In each province, the regional coordinators were in charge of setting the workshop dates, selecting a place and venue, identifying participants from the concerned community and choosing sacred sites for group pilgrimages.
There were from 11 to 14 participants who took part in these workshops. Initially, the project team planned on inviting 11 participants in each province, however, community-based inventorying and public awareness raising carried out by the regional working groups have significantly increased communities’ and stakeholders’ interest in the project. Thus, the news on the capacity building workshops attracted more people eager to participate; thus, in total, there were 89 participants in 7 regions.
The project team identified and invited 3 national experts on ICH to be involved in on-site capacity workshops as facilitators. These experts have been working with Aigine CRC for over 10 years on number of projects and have been representing Kyrgyzstan in various ICH related conferences and workshops. Their work have encompassed different aspects of ICH, from historical, philosophical and community perspectives. Therefore, their knowledge and expertise were invaluable in delivering the workshops and working with the communities and stakeholders.
1) Abdalieva Gulzada, Cand. Sc. History, Associate Professor at the I.Arabaev State University, national ICH expert;
2) Kojobekova Aijarkyn, PhD in Philosophy, Associate Professor at the American Univerisity in Central Asia, national ICH expert and facilitator;
3) Samakov Aibek, MA in Natural Resources Management, an expert on natural heritage sites of the UNESCO World Heritage Convention .
Ms. Abdalieva and Ms. Kojobekova travelled with the project team to Chui and Osh provinces, while Mr. Samakov and Ms. Kojobekova travelled to Jalal-Abad, Batken, Talas, Naryn and Yssyk-Kul provinces. The agenda of the workshop was designed in the same way for each province. The 1st day of the workshop was devoted to introduction and overview of the2003 Convention.

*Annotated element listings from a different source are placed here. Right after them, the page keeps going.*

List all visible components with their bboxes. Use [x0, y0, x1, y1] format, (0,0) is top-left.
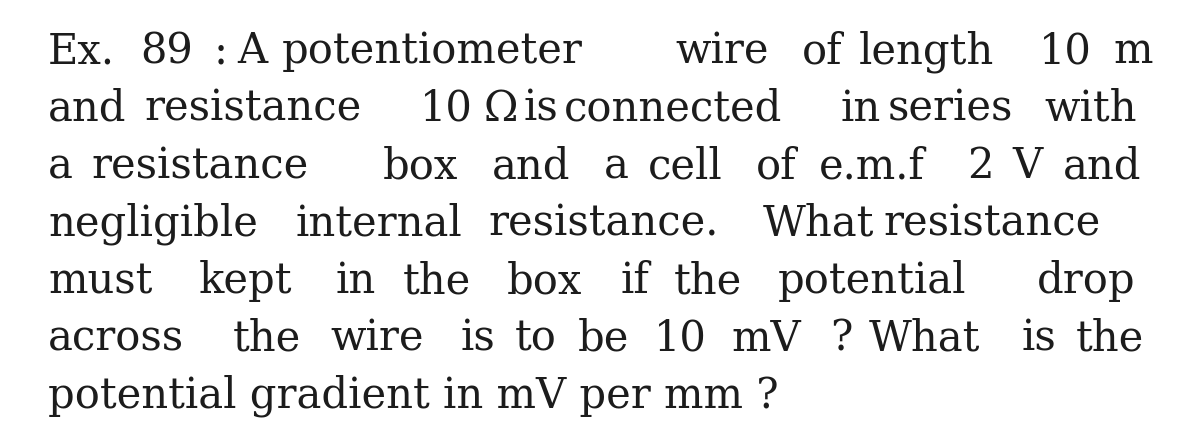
Text: A: A — [238, 30, 268, 72]
Text: be: be — [578, 317, 629, 359]
Text: resistance: resistance — [144, 88, 361, 130]
Text: :: : — [214, 30, 228, 72]
Text: potentiometer: potentiometer — [282, 30, 582, 72]
Text: drop: drop — [1037, 260, 1135, 302]
Text: 2: 2 — [967, 145, 994, 187]
Text: potential: potential — [778, 260, 966, 302]
Text: to: to — [515, 317, 557, 359]
Text: a: a — [605, 145, 629, 187]
Text: the: the — [1076, 317, 1144, 359]
Text: 10: 10 — [654, 317, 707, 359]
Text: and: and — [1063, 145, 1141, 187]
Text: resistance: resistance — [91, 145, 308, 187]
Text: connected: connected — [564, 88, 781, 130]
Text: cell: cell — [648, 145, 722, 187]
Text: the: the — [233, 317, 301, 359]
Text: and: and — [492, 145, 570, 187]
Text: with: with — [1045, 88, 1138, 130]
Text: across: across — [48, 317, 184, 359]
Text: What: What — [869, 317, 980, 359]
Text: is: is — [1021, 317, 1056, 359]
Text: the: the — [673, 260, 742, 302]
Text: resistance: resistance — [883, 202, 1100, 244]
Text: Ω: Ω — [484, 88, 518, 130]
Text: V: V — [1013, 145, 1043, 187]
Text: in: in — [335, 260, 376, 302]
Text: if: if — [620, 260, 649, 302]
Text: mV: mV — [731, 317, 800, 359]
Text: m: m — [1114, 30, 1152, 72]
Text: 10: 10 — [420, 88, 473, 130]
Text: box: box — [508, 260, 582, 302]
Text: is: is — [461, 317, 496, 359]
Text: series: series — [888, 88, 1013, 130]
Text: a: a — [48, 145, 73, 187]
Text: must: must — [48, 260, 152, 302]
Text: kept: kept — [199, 260, 292, 302]
Text: wire: wire — [676, 30, 769, 72]
Text: of: of — [756, 145, 796, 187]
Text: 10: 10 — [1039, 30, 1092, 72]
Text: and: and — [48, 88, 126, 130]
Text: What: What — [763, 202, 874, 244]
Text: 89: 89 — [140, 30, 193, 72]
Text: Ex.: Ex. — [48, 30, 115, 72]
Text: box: box — [383, 145, 458, 187]
Text: length: length — [859, 30, 995, 73]
Text: is: is — [523, 88, 558, 130]
Text: of: of — [802, 30, 842, 72]
Text: internal: internal — [296, 202, 463, 244]
Text: ?: ? — [830, 317, 853, 359]
Text: in: in — [840, 88, 881, 130]
Text: potential gradient in mV per mm ?: potential gradient in mV per mm ? — [48, 374, 779, 417]
Text: negligible: negligible — [48, 202, 258, 245]
Text: the: the — [403, 260, 472, 302]
Text: e.m.f: e.m.f — [820, 145, 925, 187]
Text: resistance.: resistance. — [488, 202, 719, 244]
Text: wire: wire — [330, 317, 424, 359]
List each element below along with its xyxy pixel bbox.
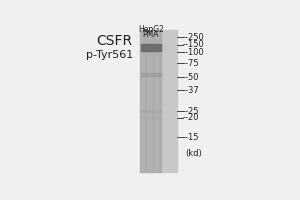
Text: --100: --100 — [183, 48, 205, 57]
Text: p-Tyr561: p-Tyr561 — [85, 50, 133, 60]
Bar — [140, 30, 162, 172]
Bar — [162, 30, 177, 172]
Text: --20: --20 — [183, 113, 199, 122]
Bar — [141, 117, 161, 119]
Text: (kd): (kd) — [185, 149, 202, 158]
Text: PMA: PMA — [142, 30, 159, 39]
Text: --15: --15 — [183, 133, 199, 142]
Text: CSFR: CSFR — [97, 34, 133, 48]
Text: --75: --75 — [183, 59, 200, 68]
Text: --150: --150 — [183, 40, 205, 49]
Text: --250: --250 — [183, 33, 205, 42]
Text: --50: --50 — [183, 73, 199, 82]
Bar — [141, 44, 161, 51]
Bar — [141, 110, 161, 112]
Bar — [141, 73, 161, 76]
Text: --25: --25 — [183, 107, 199, 116]
Text: HepG2: HepG2 — [138, 25, 164, 34]
Text: --37: --37 — [183, 86, 200, 95]
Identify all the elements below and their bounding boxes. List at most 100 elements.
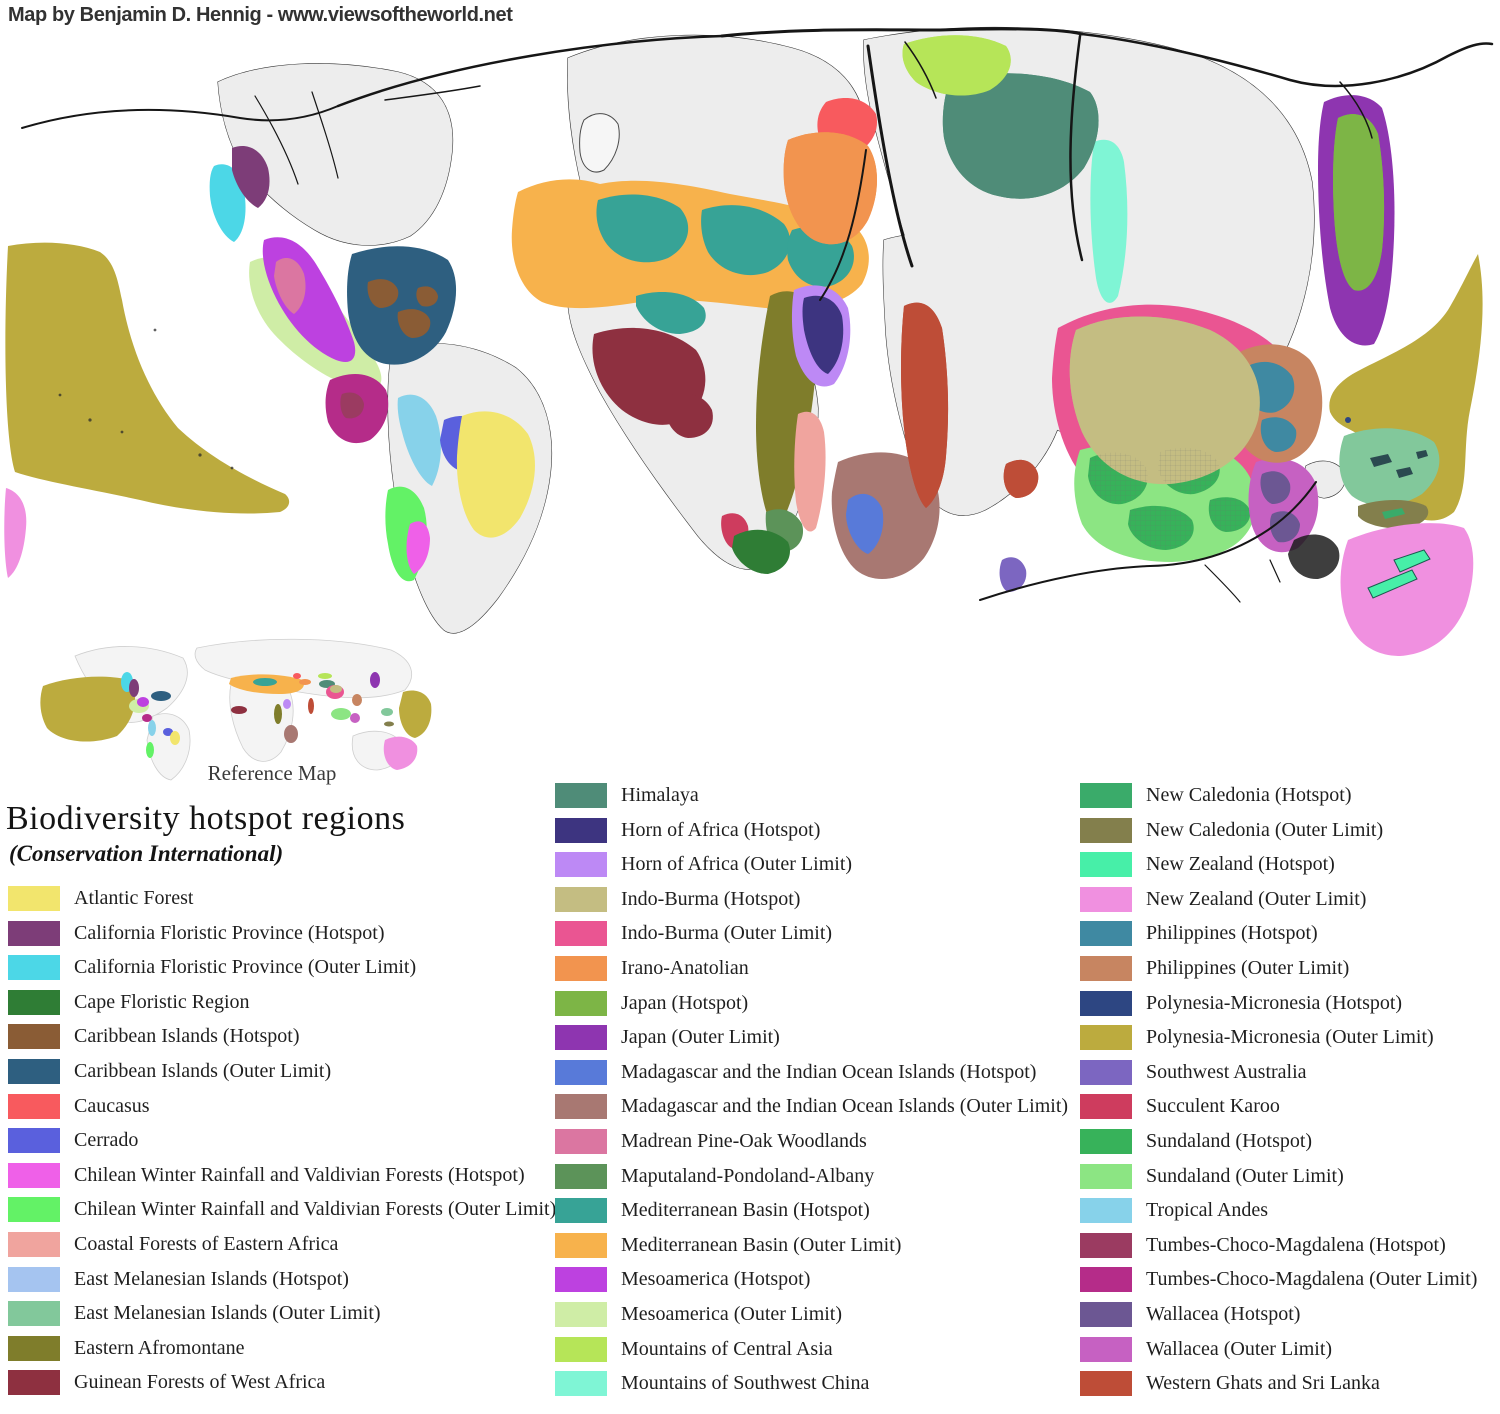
map-region-east-melanesian-outer [1339,428,1440,506]
ref-polynesia-right [399,690,432,738]
crease [866,44,914,268]
legend-label: Wallacea (Outer Limit) [1146,1337,1333,1360]
legend-item: Mediterranean Basin (Hotspot) [555,1198,1068,1224]
legend-label: East Melanesian Islands (Hotspot) [74,1267,349,1290]
legend-label: Japan (Outer Limit) [621,1026,780,1049]
legend-swatch [555,1163,607,1189]
legend-swatch [8,1197,60,1223]
legend-item: Himalaya [555,783,1068,808]
wallacea-patch [1270,511,1300,543]
map-region-madrean-pine-oak [274,258,306,314]
legend-swatch [1080,1232,1132,1258]
ref-atlantic-forest [170,731,180,745]
legend-item: Madagascar and the Indian Ocean Islands … [555,1094,1068,1120]
reference-continents [74,638,413,781]
island-speck [230,466,234,470]
legend-swatch [1080,783,1132,808]
legend-label: Eastern Afromontane [74,1336,245,1359]
mediterranean-patch [636,292,706,334]
ref-afromontane [274,704,282,724]
legend-swatch [1080,1128,1132,1154]
australia-outline [979,481,1317,601]
legend-item: Japan (Outer Limit) [555,1025,1068,1051]
legend-swatch [8,1370,60,1396]
legend-label: Wallacea (Hotspot) [1146,1302,1301,1325]
legend-label: East Melanesian Islands (Outer Limit) [74,1302,381,1325]
island-speck [153,328,157,332]
mediterranean-patch [596,194,689,263]
legend-swatch [1080,1301,1132,1327]
legend-item: Polynesia-Micronesia (Hotspot) [1080,990,1477,1016]
australia-branch [1269,559,1281,583]
map-region-polynesia-hotspot-speck [1345,417,1351,423]
ref-california-hotspot [129,679,139,697]
reference-map: Reference Map [40,638,432,785]
legend-swatch [1080,1025,1132,1051]
legend-item: Sundaland (Outer Limit) [1080,1163,1477,1189]
map-region-east-melanesian-islands [1370,450,1428,478]
island-speck [88,418,92,422]
legend-label: Horn of Africa (Hotspot) [621,818,821,841]
legend-column-1: Atlantic Forest California Floristic Pro… [8,886,556,1405]
legend-label: Maputaland-Pondoland-Albany [621,1164,875,1187]
legend-swatch [1080,1059,1132,1085]
legend-swatch [555,1336,607,1362]
legend-swatch [1080,1336,1132,1362]
legend-label: Succulent Karoo [1146,1095,1280,1118]
legend-swatch [8,1058,60,1084]
legend-item: Southwest Australia [1080,1059,1477,1085]
legend-swatch [8,955,60,981]
legend-swatch [555,1198,607,1224]
legend-swatch [555,1301,607,1327]
legend-item: Cerrado [8,1128,556,1154]
map-region-wallacea-hotspot [1260,471,1300,543]
ref-madagascar [284,725,298,743]
legend-label: Cape Floristic Region [74,990,250,1013]
tendril [384,85,481,101]
legend-swatch [555,886,607,912]
legend-item: Western Ghats and Sri Lanka [1080,1371,1477,1397]
tendril [1339,81,1373,139]
legend-item: New Caledonia (Outer Limit) [1080,817,1477,843]
legend-swatch [8,1024,60,1050]
map-region-horn-of-africa-hotspot [802,295,844,374]
legend-swatch [555,1128,607,1154]
map-region-atlantic-forest [456,411,535,538]
legend-label: Madagascar and the Indian Ocean Islands … [621,1060,1037,1083]
ref-polynesia-left [40,676,136,742]
legend-item: Succulent Karoo [1080,1094,1477,1120]
tendril [1080,32,1494,88]
legend-swatch [1080,886,1132,912]
legend-swatch [1080,990,1132,1016]
legend-label: Sundaland (Hotspot) [1146,1129,1313,1152]
island-mark [1370,454,1392,467]
legend-swatch [555,817,607,843]
ref-guinean [231,706,247,714]
ref-sundaland [331,708,351,720]
ref-indo-burma-hotspot [330,685,342,693]
legend-item: New Zealand (Outer Limit) [1080,886,1477,912]
legend-item: Caucasus [8,1093,556,1119]
legend-item: Mediterranean Basin (Outer Limit) [555,1232,1068,1258]
legend-item: California Floristic Province (Outer Lim… [8,955,556,981]
map-region-guinean-forests [592,327,713,438]
mesh-british-isles [579,113,620,173]
legend-swatch [555,990,607,1016]
island-speck [120,430,124,434]
legend-swatch [8,1301,60,1327]
legend-item: Guinean Forests of West Africa [8,1370,556,1396]
legend-swatch [1080,817,1132,843]
legend-item: Mountains of Southwest China [555,1371,1068,1397]
legend-label: Coastal Forests of Eastern Africa [74,1232,339,1255]
map-region-tumbes-hotspot [340,392,364,419]
ref-japan [370,672,380,688]
legend-swatch [555,1232,607,1258]
legend-label: Caribbean Islands (Outer Limit) [74,1059,332,1082]
legend-item: Sundaland (Hotspot) [1080,1128,1477,1154]
legend-column-2: Himalaya Horn of Africa (Hotspot) Horn o… [555,783,1068,1406]
legend-swatch [1080,955,1132,981]
legend-label: Caucasus [74,1094,150,1117]
ref-eurasia [194,638,413,699]
legend-swatch [8,920,60,946]
map-region-mountains-sw-china [1090,139,1128,303]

The following main concepts – ICH, communities and their role, safeguarding principles and ensuring ICH viability – were discussed and analysed. The full text of the Convention in Kyrgyz language provided by the National Commission of the Kyrgyz Republic for UNESCO was distributed among all the participants. It was quite surprising to learn that 99,9% of all the workshop participants didn’t have prior knowledge of the Convention and the information provided by the ICH experts and the project team was greatly appreciated and much needed. There is a big information and knowledge gap among communities and stakeholders as participants mentioned it being one of the main challenges. Therefore, there is a strong need to provide capacity building workshops encompassing wider range and greater number of communities and stakeholders.
The 2nd day was on detailed discussion of the current state of sacred sites and pilgrimage practices in the regions – challenges, issues, risks and threats were identified and presented by the participants. To address these challenges, the participants worked on and identified safeguarding measures on sacred sites and pilgrimage practices on individual, community, regional and national levels. Participants also discussed and answered the following questions – what are the pilgrimage practices; who are the communty/ies & stakeholders and what are their commonalities and differences. Thus, the communities and stakeholders together with the ICH experts and the project team prepared and developed the main concept for the National Manual. Community members and stakeholders identified and listed the following as some major risks among many – lack of information, devoted Muslims, absence of law on sacred sites and pilgrimage practices and lack of visibility, ownership and recognition from the local, regional, national authorities and certain segments of society. The project team believes that the inscription of the inventory of sacred sites and pilgrimage practices into the state inventory will address the communities’ concerns and needs in terms of empowerment, ensuring recognition and increasing visibility. The first draft of the manual was prepared upon completion of all the regional workshops.
The 3rd day of the workshop was a working meeting with the regional coordinator, working groups and participants on crosschecking, data verification and selection of sacred sites and ritual practices from each province to be included in the Inventory. There were some sites and rituals that no longer exist/practiced, they have been removed from the list, while some new sites and rituals have been added. The first draft of the inventory has been prepared upon completion of all the workshops.